Bruxelles, 03/07/2001 (Agence Europe) - Après la Bulgarie (le 28 mai) et l'Estonie tout récemment, il est probable que cinq autres pays d'Europe centrale et orientale (Lituanie, Lettonie, Pologne, puis Slovénie et République tchèque) pourront bénéficier cette année de l'ordre de paiement de la Commission européenne nécessaire à l'attribution des premières aides agricoles de pré-adhésion dans la cadre du programme Sapard (programme spécial d'adhésion pour l'agriculture et le développement rural). C'est ce qu'a révélé mardi un fonctionnaire européen, à l'occasion de l'adoption, par la Commission, d'un premier rapport annuel sur les efforts accomplis en 2000 par les Pecos en ce qui concerne la mise en place des systèmes garantissant une bonne gestion des instruments Sapard.
Selon ce fonctionnaire, qui s'est bien gardé de stigmatiser les retards des pays candidats, la Roumanie, la Hongrie et la Slovaquie seraient « plus lents » dans leurs efforts visant à remplir les critères requis. Cette lenteur est attribuée au fait qu'ils ne possèdent pas de politique sur les aides d'Etat permettant l'octroi de subventions dans le secteur privé. Comme aucun des Pecos n'était prêt à recevoir en 2000 les premières aides pourtant inscrites dans le budget 2000, les crédits pour paiement pourront être versés jusqu'à la fin de 2002 (cette règle prévaut pour les fonds structurels en cas de retard dans la programmation), voire même jusque fin 2003 s'il y a des raisons justifiant ce retard.
Dans le rapport adopté mardi, la Commission estime que « les pays candidats ont accompli de grands progrès en 2000 », ce qui s'est traduit par l'approbation de leurs programmes à l'automne de la même année.
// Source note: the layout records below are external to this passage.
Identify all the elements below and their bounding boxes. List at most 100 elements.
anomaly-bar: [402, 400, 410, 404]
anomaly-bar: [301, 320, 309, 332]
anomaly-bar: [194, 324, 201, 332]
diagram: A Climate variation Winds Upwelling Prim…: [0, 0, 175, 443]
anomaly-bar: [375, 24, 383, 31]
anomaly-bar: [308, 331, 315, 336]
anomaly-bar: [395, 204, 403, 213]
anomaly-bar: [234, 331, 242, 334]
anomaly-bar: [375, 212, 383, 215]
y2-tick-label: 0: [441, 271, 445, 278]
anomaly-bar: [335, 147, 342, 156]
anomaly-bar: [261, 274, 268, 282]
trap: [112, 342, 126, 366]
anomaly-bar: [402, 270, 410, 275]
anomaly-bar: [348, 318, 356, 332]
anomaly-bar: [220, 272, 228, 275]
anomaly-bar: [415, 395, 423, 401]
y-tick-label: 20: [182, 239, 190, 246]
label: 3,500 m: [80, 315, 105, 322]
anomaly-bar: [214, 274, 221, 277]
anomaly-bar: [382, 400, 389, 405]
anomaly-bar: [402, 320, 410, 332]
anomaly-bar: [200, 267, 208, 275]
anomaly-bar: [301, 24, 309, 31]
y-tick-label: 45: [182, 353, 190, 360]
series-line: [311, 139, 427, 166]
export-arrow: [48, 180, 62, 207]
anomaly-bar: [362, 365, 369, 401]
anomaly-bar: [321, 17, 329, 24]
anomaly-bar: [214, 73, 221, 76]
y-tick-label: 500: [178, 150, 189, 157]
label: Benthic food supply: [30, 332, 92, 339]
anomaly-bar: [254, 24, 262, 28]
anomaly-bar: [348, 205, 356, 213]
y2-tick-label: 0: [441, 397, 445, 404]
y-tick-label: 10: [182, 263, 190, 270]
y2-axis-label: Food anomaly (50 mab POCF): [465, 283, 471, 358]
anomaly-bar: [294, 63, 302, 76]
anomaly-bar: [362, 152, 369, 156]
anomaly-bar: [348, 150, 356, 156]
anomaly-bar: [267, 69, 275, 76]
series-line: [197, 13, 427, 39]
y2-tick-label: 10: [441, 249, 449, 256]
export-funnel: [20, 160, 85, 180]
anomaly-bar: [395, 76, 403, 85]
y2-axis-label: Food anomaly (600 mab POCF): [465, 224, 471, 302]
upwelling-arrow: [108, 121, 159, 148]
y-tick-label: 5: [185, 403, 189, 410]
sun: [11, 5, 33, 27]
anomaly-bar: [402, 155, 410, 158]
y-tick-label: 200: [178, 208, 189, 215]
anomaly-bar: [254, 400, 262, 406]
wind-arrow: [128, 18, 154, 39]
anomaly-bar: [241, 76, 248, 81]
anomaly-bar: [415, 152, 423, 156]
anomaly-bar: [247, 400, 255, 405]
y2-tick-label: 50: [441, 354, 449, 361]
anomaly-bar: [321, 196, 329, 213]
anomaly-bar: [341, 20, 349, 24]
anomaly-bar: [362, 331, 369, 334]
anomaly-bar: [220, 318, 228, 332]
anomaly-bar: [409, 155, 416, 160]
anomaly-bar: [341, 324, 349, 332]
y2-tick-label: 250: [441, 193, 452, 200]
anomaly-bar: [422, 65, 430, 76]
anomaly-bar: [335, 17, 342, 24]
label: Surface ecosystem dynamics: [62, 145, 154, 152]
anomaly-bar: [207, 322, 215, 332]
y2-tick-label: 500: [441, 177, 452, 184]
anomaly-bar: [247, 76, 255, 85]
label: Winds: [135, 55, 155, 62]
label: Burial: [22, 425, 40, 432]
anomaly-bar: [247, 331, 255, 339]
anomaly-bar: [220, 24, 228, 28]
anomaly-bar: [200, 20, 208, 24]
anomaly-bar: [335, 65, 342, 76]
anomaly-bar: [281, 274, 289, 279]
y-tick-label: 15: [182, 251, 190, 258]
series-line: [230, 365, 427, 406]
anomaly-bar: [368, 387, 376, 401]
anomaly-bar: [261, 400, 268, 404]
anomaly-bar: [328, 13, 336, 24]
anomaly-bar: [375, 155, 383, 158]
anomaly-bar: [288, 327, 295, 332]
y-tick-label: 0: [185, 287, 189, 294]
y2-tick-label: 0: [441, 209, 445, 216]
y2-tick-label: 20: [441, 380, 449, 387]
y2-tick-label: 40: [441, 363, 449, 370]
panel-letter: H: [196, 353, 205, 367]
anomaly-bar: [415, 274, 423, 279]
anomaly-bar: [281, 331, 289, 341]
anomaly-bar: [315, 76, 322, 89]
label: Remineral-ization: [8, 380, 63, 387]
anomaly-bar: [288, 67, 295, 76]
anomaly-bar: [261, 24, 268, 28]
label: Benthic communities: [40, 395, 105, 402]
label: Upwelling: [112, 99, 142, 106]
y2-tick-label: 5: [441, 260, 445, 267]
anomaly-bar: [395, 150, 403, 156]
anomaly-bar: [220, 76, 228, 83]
Le rapport insiste sur le « défi considérable que représente la mise sur pied des institutions appropriées », notamment de l'organisme Sapard, « qui ont souvent été créées à partir de rien ». En dépit des progrès accomplis, « ces efforts ne seront pas suffisants dans certains cas pour permettre d'allouer les fonds Sapard avant la fin de 2001 ». Le rapport revient sur le nombre important d'étapes à franchir compte tenu du caractère « peu orthodoxe » du processus: définition du cadre juridique, approbation des programmes, conclusion des conventions bilatérales de financement, création et accréditation des organismes Sapard. Il constate la prédominance de trois types de mesures dans pratiquement tous les programmes: - améliorations structurelles dans les secteurs de la transformation et de la commercialisation (954 millions d'euros, soit 26% de la contribution communautaire totale) ; - investissements dans les exploitations rurales (797 millions d'euros, soit 22% du total des fonds prévus) ; - développement des infrastructures rurales (759 millions d'euros, soit 21 % du montant total des aides prévues). Sapard diffère des autres programmes de pré-adhésion tels que Phare ou Ispa, dans la mesure où la Commission n'intervient pas dans les principaux aspects du processus de mise en œuvre. Il s'agit plutôt d'un processus de « gestion décentralisée », les pays candidats assumant la pleine responsabilité des projets comme le souligne le rapport adopté mardi.